Have you ever woken up with nasty acne and covered your face with all the home remedies you could find on the internet? But did you know several skin conditions can look like acne but are not acne. These skin conditions can be distressing since they are frequently misdiagnosed as acne and treated as such. Knowing the difference between these conditions is essential for proper diagnosis and treatment.
This post will go through 8 skin problems that may appear to be acne but are not. You will be able to grasp how to recognize the type of skin condition. Then you will be less worried the next time you encounter a skin problem.
Rosacea is a skin disorder that causes facial redness and tiny pimples. Because it affects the same regions as acne, such as the cheeks, nose, and forehead, it is readily confused. The distinction is that rosacea is more common than acne and does not feature blackheads or whiteheads. Spicy meals, alcohol, and stress may all be triggers for rosacea.
Folliculitis can affect any area with hair, including the face, scalp, and chest. It is a hair follicle irritation that can result in red lumps or pustules. It may appear to be acne, but germs, fungus, or ingrown hair cause it. Folliculitis can also be caused by several other reasons, including viral, bacterial, or fungal as well as shaving or friction irritation.
3. Pilaris Keratosis
Keratosis pilaris is a skin condition that is identified by tiny, rough bumps on the skin’s surface. It may remind you of acne since it occurs on the upper arms and thighs, common locations for acne. Yet, it is caused by keratin accumulation in the hair follicles, not by excess oil and germs.
4. Perioral Dermatitis
Perioral dermatitis is a skin rash around the mouth, nose, and eyes. Since it develops tiny red bumps or pustules, it might resemble acne. Hormonal fluctuations, stress, or a history of eczema or rosacea can potentially trigger the condition. Yet, rather than blocked pores, it is caused by an overgrowth of yeast or bacteria on the skin’s surface.
5. Contact Dermatitis
Contact dermatitis is an allergic response caused by coming into contact with an irritant, such as some cosmetics or skincare items. The rash may remain limited to the point of contact or spread to other body parts. It can produce acne-like redness, itching, and tiny lumps. But, after the irritant is eliminated, the rash usually goes away.
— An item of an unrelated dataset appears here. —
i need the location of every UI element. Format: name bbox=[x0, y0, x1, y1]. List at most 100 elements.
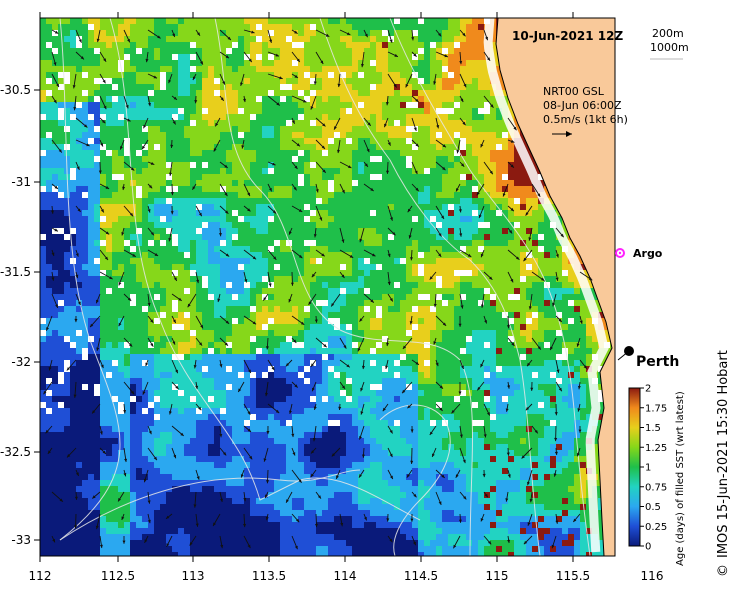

Milia are tiny, white lumps frequently occurring on the face, especially around the eyes. They are sometimes called “milk spots” or “oil seeds.” They are caused by trapped dead skin cells and are unrelated to excess oil or germs, unlike acne. Milia can be difficult to remove, but if you visit a Dermatologist in Islamabad they can safely extract them with a needle.
7. Pityrosporum folliculitis:
Pityrosporum folliculitis, or Malassezia folliculitis, is a fungal infection that damages hair follicles and causes tiny, irritating lumps on the skin that look like acne. It is caused by an overgrowth of Malassezia yeast. It is often seen in people with oily skin or people who sweat excessively. The bumps are most visible on the chest, back, and upper arms, although they can appear anywhere on the body. Pityrosporum folliculitis, unlike acne, is not caused by blocked pores or germs.
Eczema is a persistent skin ailment characterized by red, itchy areas of skin. Since it causes little, fluid-filled pimples, it is readily confused with acne. Eczema can develop anywhere in the body. However, it is usually seen on the face, hands, and feet, inside the elbows and knees. Eczema is not caused by blocked pores and requires a different therapeutic method than acne.
Furthermore, while acne is a frequent skin issue, it is not the only one that can emerge on your face. Several additional skin problems may resemble acne, but it is critical to distinguish between them to receive proper treatment. If unsure about a skin issue, visit a Skin Specialist in Lahore for an appropriate diagnosis and treatment plan.